Under the new law, an individual who is 21 or older may possess for personal use up to 1 ounce of marijuana in public, and up to 10 ounces at home. The law also allows the possession for personal use of up to 6 marijuana plants per person, with a limit of 12 marijuana plants per household. Under the law, marijuana use is forbidden in public places or anywhere else smoking is prohibited.
Employers remain free to establish drug-free workplaces. In fact, marijuana is still classified as a Schedule I substance under the Federal Controlled Substances Act, and thus illegal to possess or use under federal law. This fact is particularly important for federal contractors/vendors to be mindful of when developing a policy.
For all other employers, since Massachusetts now permits use of marijuana for both medical and recreational purposes, a thorough review of drug use and testing policies is in order. Employers may want to consider limited or scaled back drug testing policies that focus more on reasonable suspicion or use in the workplace, or no testing for marijuana at all. For employers that do test for marijuana, a review of the actual tests administered may be warranted, since true and accurate determination of marijuana usage is difficult to determine through standard drug testing tools, due to certain chemicals remaining in the body for a long period of time.
For those employers with workplaces that have heightened safety and injury concerns, drafting appropriate policies regarding use and testing are extremely important.

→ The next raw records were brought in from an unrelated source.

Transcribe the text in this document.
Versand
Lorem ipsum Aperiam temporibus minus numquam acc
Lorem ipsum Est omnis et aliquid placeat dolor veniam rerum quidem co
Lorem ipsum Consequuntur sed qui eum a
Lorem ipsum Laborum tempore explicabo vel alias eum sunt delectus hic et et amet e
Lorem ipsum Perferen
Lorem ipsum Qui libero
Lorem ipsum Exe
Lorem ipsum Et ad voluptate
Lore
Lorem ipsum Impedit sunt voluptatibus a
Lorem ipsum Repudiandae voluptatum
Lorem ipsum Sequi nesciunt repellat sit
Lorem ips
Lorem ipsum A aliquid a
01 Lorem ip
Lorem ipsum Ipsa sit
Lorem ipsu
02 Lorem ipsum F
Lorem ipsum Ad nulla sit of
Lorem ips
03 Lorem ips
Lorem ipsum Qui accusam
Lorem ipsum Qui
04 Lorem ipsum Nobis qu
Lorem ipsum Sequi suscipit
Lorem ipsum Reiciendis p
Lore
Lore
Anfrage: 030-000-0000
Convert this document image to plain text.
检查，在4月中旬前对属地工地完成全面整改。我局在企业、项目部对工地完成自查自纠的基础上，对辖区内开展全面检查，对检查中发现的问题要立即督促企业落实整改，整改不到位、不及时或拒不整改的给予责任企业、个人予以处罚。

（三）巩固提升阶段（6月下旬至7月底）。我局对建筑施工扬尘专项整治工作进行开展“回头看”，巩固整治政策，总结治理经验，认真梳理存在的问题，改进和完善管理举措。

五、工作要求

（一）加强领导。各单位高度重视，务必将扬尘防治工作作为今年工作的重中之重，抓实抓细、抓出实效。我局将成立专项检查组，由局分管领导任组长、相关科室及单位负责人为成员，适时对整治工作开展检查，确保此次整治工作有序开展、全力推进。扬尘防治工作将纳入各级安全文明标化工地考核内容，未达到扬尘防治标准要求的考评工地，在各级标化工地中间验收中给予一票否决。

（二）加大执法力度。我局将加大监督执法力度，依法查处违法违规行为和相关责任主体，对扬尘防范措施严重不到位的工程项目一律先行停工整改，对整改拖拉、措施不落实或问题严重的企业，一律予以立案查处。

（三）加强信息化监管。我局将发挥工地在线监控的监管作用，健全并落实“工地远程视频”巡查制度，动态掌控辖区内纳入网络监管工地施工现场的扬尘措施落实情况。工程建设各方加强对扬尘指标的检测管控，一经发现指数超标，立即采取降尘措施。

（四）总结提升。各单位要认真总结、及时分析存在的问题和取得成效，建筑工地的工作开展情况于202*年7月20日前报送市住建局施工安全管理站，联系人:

The law includes certain built-in protection for employers to address these concerns: for example, the law does not require employers to permit employees to work under the influence of marijuana. Also, as drafted, the law does not state that employers must allow off-duty recreational or medical use of marijuana; it does not state that employers cannot fire employees who test positive for marijuana or refuse to hire an applicant because of marijuana uses with other employment policies.
However, as with all employee policies, employers should consult with legal counsel to review and discuss implementing appropriate drug related policies.